Sorry, just have to rant for a moment
I'm pretty good with comments about our family. Either I repel them by sheer body language, or they are one of the same few questions or comments that I usually receive and for which I have well-rehearsed replies. Every so often, though, I get a question or comment that sets me back on my heels and I mumble through some kind of response, it taking several hours of thought to really come up with a half-way decent reply.
I received one of those types of questions the other day. What was it? I can't remember the words exactly, but it went along the lines of, "I'm curious about your decision to homeschool. So you're content to just do that all day long? You don't miss the camaraderie of the work place?"
I'll let you just sit with that for a few moments. It feels a little more demeaning every time I read it. The trouble was, the question was asked in good faith and wasn't meant to sound snide. So the snark response goes completely out the window. I've been pondering why this particular question has so rankled me.
I think it was throwing in that little word, 'just'. Frankly, I am content to stay home with my children. I enjoy them. I like the challenge of figuring out how they learn best. I enjoy learning things with them and planning what we are going to learn next. This is not all I do, though. I have my own interests which I pursue. I have friends whom I socialize with. (When my equally introverted friends and I can get up the energy to socialize in person, that is.) My life is full, and not only with my children. But the comment certainly implied that this must be a compromise in some way; that I am missing out on an important life experience. It wasn't until I mentioned that I also taught piano... to other people's children... that the questioner was satisfied that I wasn't quite as stunted as first thought.

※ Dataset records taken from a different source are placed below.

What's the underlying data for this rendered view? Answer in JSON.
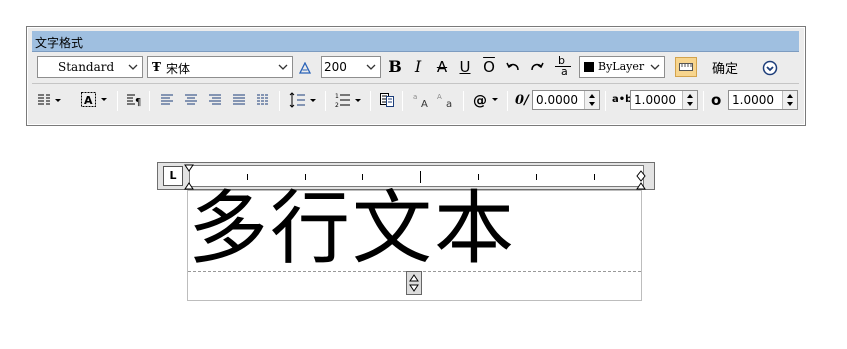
{
  "window": {
    "title": "文字格式"
  },
  "toolbar": {
    "style": {
      "value": "Standard"
    },
    "font": {
      "value": "宋体",
      "prefix_icon": "truetype-font-icon"
    },
    "annotative_icon": "annotative-icon",
    "height": {
      "value": "200"
    },
    "bold_label": "B",
    "italic_label": "I",
    "strike_label": "A",
    "underline_label": "U",
    "overline_label": "O",
    "stack_label_top": "b",
    "stack_label_bottom": "a",
    "color": {
      "value": "ByLayer",
      "swatch": "#000000"
    },
    "ok_label": "确定",
    "options_icon": "chevron-down-circle-icon",
    "oblique_label": "0/",
    "oblique_value": "0.0000",
    "tracking_label": "a•b",
    "tracking_value": "1.0000",
    "width_label": "o",
    "width_value": "1.0000"
  },
  "ruler": {
    "tab_label": "L"
  },
  "editor": {
    "text": "多行文本"
  }
}
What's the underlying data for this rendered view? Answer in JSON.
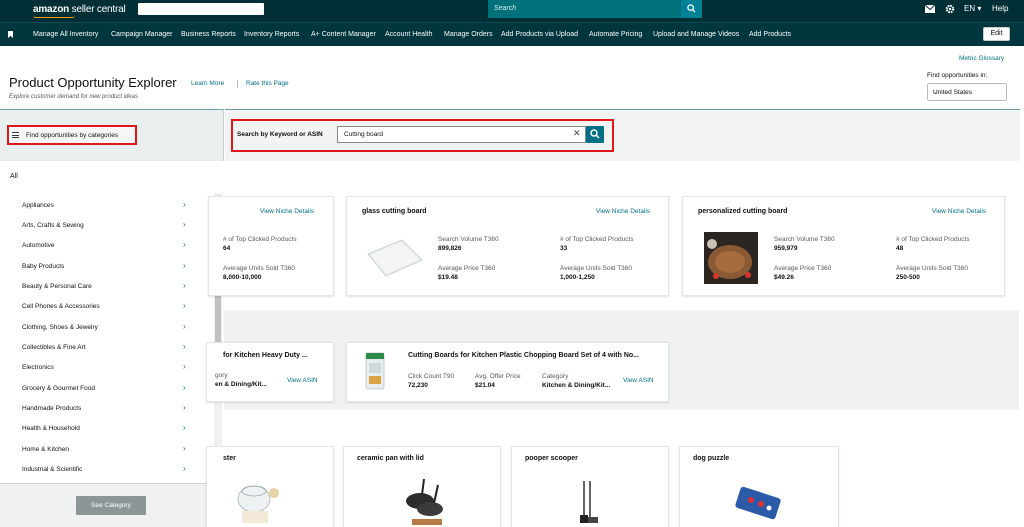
{
  "header": {
    "logo_main": "amazon",
    "logo_sub": " seller central",
    "search_placeholder": "Search",
    "language": "EN",
    "help": "Help"
  },
  "nav": {
    "items": [
      "Manage All Inventory",
      "Campaign Manager",
      "Business Reports",
      "Inventory Reports",
      "A+ Content Manager",
      "Account Health",
      "Manage Orders",
      "Add Products via Upload",
      "Automate Pricing",
      "Upload and Manage Videos",
      "Add Products"
    ],
    "edit": "Edit"
  },
  "page": {
    "title": "Product Opportunity Explorer",
    "learn_more": "Learn More",
    "rate": "Rate this Page",
    "subtitle": "Explore customer demand for new product ideas",
    "metric_glossary": "Metric Glossary",
    "find_in_label": "Find opportunities in:",
    "country": "United States"
  },
  "left": {
    "toggle_label": "Find opportunities by categories",
    "all": "All",
    "categories": [
      "Appliances",
      "Arts, Crafts & Sewing",
      "Automotive",
      "Baby Products",
      "Beauty & Personal Care",
      "Cell Phones & Accessories",
      "Clothing, Shoes & Jewelry",
      "Collectibles & Fine Art",
      "Electronics",
      "Grocery & Gourmet Food",
      "Handmade Products",
      "Health & Household",
      "Home & Kitchen",
      "Industrial & Scientific"
    ],
    "see_category": "See Category"
  },
  "search": {
    "label": "Search by Keyword or ASIN",
    "value": "Cutting board"
  },
  "niches": [
    {
      "title": "",
      "link": "View Niche Details",
      "sv_label": "",
      "sv": "",
      "top_label": "# of Top Clicked Products",
      "top": "64",
      "price_label": "",
      "price": "",
      "units_label": "Average Units Sold T360",
      "units": "8,000-10,000"
    },
    {
      "title": "glass cutting board",
      "link": "View Niche Details",
      "sv_label": "Search Volume T360",
      "sv": "899,826",
      "top_label": "# of Top Clicked Products",
      "top": "33",
      "price_label": "Average Price T360",
      "price": "$19.48",
      "units_label": "Average Units Sold T360",
      "units": "1,000-1,250"
    },
    {
      "title": "personalized cutting board",
      "link": "View Niche Details",
      "sv_label": "Search Volume T360",
      "sv": "959,979",
      "top_label": "# of Top Clicked Products",
      "top": "48",
      "price_label": "Average Price T360",
      "price": "$49.26",
      "units_label": "Average Units Sold T360",
      "units": "250-500"
    }
  ],
  "products": [
    {
      "title": "for Kitchen Heavy Duty ...",
      "cat_label": "gory",
      "cat": "en & Dining/Kit...",
      "link": "View ASIN"
    },
    {
      "title": "Cutting Boards for Kitchen Plastic Chopping Board Set of 4 with No...",
      "click_label": "Click Count T90",
      "click": "72,230",
      "offer_label": "Avg. Offer Price",
      "offer": "$21.04",
      "cat_label": "Category",
      "cat": "Kitchen & Dining/Kit...",
      "link": "View ASIN"
    }
  ],
  "related": [
    "ster",
    "ceramic pan with lid",
    "pooper scooper",
    "dog puzzle"
  ],
  "icons": {
    "mail": "mail-icon",
    "gear": "gear-icon",
    "search": "search-icon",
    "menu": "menu-icon",
    "bookmark": "bookmark-icon"
  },
  "colors": {
    "topbar": "#002f36",
    "nav": "#00363e",
    "link": "#007185",
    "highlight": "#e0161b"
  }
}
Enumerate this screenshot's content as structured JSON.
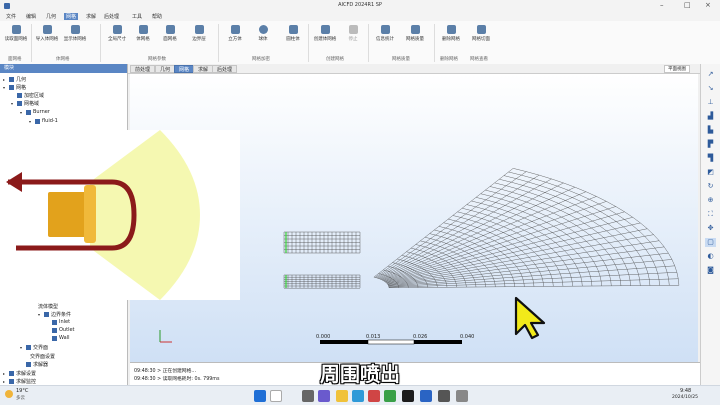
{
  "window": {
    "title": "AICFD 2024R1 SP"
  },
  "menu": [
    "文件",
    "编辑",
    "几何",
    "网格",
    "求解",
    "后处理",
    "工具",
    "帮助"
  ],
  "ribbon": {
    "groups": [
      {
        "label": "面网格"
      },
      {
        "label": "体网格"
      },
      {
        "label": "网格参数"
      },
      {
        "label": "网格加密"
      },
      {
        "label": "创建网格"
      },
      {
        "label": "网格质量"
      },
      {
        "label": "删除网格"
      },
      {
        "label": "网格查看"
      }
    ],
    "tools": [
      {
        "label": "读取面网格",
        "icon": "surface-mesh-icon"
      },
      {
        "label": "导入体网格",
        "icon": "import-mesh-icon"
      },
      {
        "label": "显示体网格",
        "icon": "show-mesh-icon"
      },
      {
        "label": "全局尺寸",
        "icon": "global-size-icon"
      },
      {
        "label": "体网格",
        "icon": "volume-mesh-icon"
      },
      {
        "label": "面网格",
        "icon": "face-mesh-icon"
      },
      {
        "label": "边界层",
        "icon": "boundary-layer-icon"
      },
      {
        "label": "立方体",
        "icon": "cube-icon"
      },
      {
        "label": "球体",
        "icon": "sphere-icon"
      },
      {
        "label": "圆柱体",
        "icon": "cylinder-icon"
      },
      {
        "label": "创建体网格",
        "icon": "create-mesh-icon"
      },
      {
        "label": "停止",
        "icon": "stop-icon"
      },
      {
        "label": "信息统计",
        "icon": "stats-icon"
      },
      {
        "label": "网格质量",
        "icon": "quality-icon"
      },
      {
        "label": "删除网格",
        "icon": "delete-mesh-icon"
      },
      {
        "label": "网格切面",
        "icon": "section-icon"
      }
    ]
  },
  "left_panel": {
    "header": "模块",
    "tree": [
      {
        "label": "几何",
        "indent": 0
      },
      {
        "label": "网格",
        "indent": 0
      },
      {
        "label": "加密区域",
        "indent": 1
      },
      {
        "label": "网格域",
        "indent": 1
      },
      {
        "label": "Burner",
        "indent": 2
      },
      {
        "label": "fluid-1",
        "indent": 3
      },
      {
        "label": "流体模型",
        "indent": 3
      },
      {
        "label": "边界条件",
        "indent": 3
      },
      {
        "label": "Inlet",
        "indent": 4
      },
      {
        "label": "Outlet",
        "indent": 4
      },
      {
        "label": "Wall",
        "indent": 4
      },
      {
        "label": "交界面",
        "indent": 1
      },
      {
        "label": "交界面设置",
        "indent": 2
      },
      {
        "label": "求解器",
        "indent": 1
      },
      {
        "label": "求解设置",
        "indent": 0
      },
      {
        "label": "求解监控",
        "indent": 0
      }
    ]
  },
  "view_tabs": [
    "前处理",
    "几何",
    "网格",
    "求解",
    "后处理"
  ],
  "active_view_tab": "网格",
  "view_dropdown": "平面视图",
  "scale": {
    "labels": [
      "0.000",
      "0.013",
      "0.026",
      "0.040"
    ]
  },
  "console": {
    "lines": [
      "09:48:30 > 正在创建网格...",
      "09:48:30 > 读取网格耗时: 0s. 799ms"
    ]
  },
  "subtitle": "周围喷出",
  "taskbar": {
    "weather_temp": "19°C",
    "weather_desc": "多云",
    "time": "9:48",
    "date": "2024/10/25"
  },
  "colors": {
    "accent": "#5a86c4",
    "mesh": "#444444",
    "cone": "#f4f7a8",
    "arrow": "#8b1a1a",
    "nozzle": "#e2a21c"
  }
}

It all boils down to money, doesn't it? If I were actually teaching at a school, I don't think the question would have ever been asked. If I were teaching other people's children then that somehow validates what I do. This is what baffles me. Why is doing something for our own families not worth doing, but the second we do the very same thing for someone else, it becomes valuable? I fear it is the money. We have reached a point in our society that it is only the making of money that deems an activity worthwhile. We monetize everything.
I'm not even sure where I'm going with all of this. I guess just that it's tiring to have to defend a decision that should never have to be explained as to why it's valuable.